Hasil pemantauan awal menunjukkan mutu tembakau cukup menggembirakan, sementara harga rajangan kering mencapai sekitar Rp60 ribu per kilogram.
Kabid Perkebunan dan Hortikultura DKPP Kabupaten Ngawi, Dwi Rahayu Puspitaningrum, menyebut kualitas tembakau musim ini secara umum lebih baik dibanding musim sebelumnya.
Cuaca kemarau yang relatif panas turut membantu pematangan daun dan proses pengeringan setelah dirajang.
“Kualitas awal panen tahun ini cukup menggembirakan. Kemarau membantu proses pematangan daun dan pengeringan, tetapi petani tetap perlu menjaga proses sejak pemetikan, perajangan sampai penjemuran,” ujar Dwi. Kamis 13/8.

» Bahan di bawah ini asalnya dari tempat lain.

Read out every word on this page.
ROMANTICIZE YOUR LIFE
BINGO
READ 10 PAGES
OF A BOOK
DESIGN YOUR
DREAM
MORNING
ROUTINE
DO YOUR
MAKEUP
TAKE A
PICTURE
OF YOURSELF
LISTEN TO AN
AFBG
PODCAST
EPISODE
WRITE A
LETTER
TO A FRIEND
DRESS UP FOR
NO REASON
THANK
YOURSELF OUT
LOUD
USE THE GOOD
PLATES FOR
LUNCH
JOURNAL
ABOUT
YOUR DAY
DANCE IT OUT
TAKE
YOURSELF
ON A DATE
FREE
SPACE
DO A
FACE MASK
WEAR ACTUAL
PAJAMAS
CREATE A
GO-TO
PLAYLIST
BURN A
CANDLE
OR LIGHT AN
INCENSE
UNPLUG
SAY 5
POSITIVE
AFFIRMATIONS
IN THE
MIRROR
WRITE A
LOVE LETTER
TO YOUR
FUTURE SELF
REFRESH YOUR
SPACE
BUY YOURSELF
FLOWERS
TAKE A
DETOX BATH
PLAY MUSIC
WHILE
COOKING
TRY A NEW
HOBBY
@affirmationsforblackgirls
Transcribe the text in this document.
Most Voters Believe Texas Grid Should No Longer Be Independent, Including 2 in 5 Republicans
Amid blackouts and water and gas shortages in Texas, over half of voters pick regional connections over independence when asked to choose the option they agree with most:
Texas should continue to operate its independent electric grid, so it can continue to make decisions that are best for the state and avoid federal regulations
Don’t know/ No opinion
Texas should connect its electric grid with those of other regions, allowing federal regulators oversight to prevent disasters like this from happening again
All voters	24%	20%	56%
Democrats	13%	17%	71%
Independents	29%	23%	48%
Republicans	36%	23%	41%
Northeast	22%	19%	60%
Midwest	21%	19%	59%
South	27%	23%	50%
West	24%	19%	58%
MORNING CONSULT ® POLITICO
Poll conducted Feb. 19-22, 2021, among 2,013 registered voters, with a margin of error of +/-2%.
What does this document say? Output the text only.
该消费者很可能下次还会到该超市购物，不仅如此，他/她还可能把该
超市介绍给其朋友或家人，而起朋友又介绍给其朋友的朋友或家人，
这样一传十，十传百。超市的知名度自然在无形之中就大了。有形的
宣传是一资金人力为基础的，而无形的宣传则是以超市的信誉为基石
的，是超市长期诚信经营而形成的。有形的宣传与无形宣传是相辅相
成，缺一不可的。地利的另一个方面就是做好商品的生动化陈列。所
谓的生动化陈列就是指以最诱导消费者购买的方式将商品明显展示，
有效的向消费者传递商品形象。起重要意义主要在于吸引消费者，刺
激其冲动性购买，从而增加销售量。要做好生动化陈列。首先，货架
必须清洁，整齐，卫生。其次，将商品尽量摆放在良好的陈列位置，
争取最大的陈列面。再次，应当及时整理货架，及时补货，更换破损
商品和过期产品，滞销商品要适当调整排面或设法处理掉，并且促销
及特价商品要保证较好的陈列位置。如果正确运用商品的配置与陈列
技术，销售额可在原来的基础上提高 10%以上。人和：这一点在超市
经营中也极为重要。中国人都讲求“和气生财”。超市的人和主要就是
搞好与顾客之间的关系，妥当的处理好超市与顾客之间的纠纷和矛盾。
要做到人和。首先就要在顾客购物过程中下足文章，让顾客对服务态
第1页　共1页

Menurut Dwi, DKPP terus mencermati perkembangan kualitas dan harga tembakau agar kondisi panen bisa memberikan manfaat bagi petani.
Harga saat ini mencapai sekitar Rp60 ribu per kilogram, naik dari kisaran Rp45 ribu tahun 2025.
Kenaikan sekitar Rp15 ribu itu setara 33 persen. Meski begitu, harga di tingkat petani masih berada di kisaran Rp30 ribu hingga Rp60 ribu per kilogram, bergantung kualitas tembakau.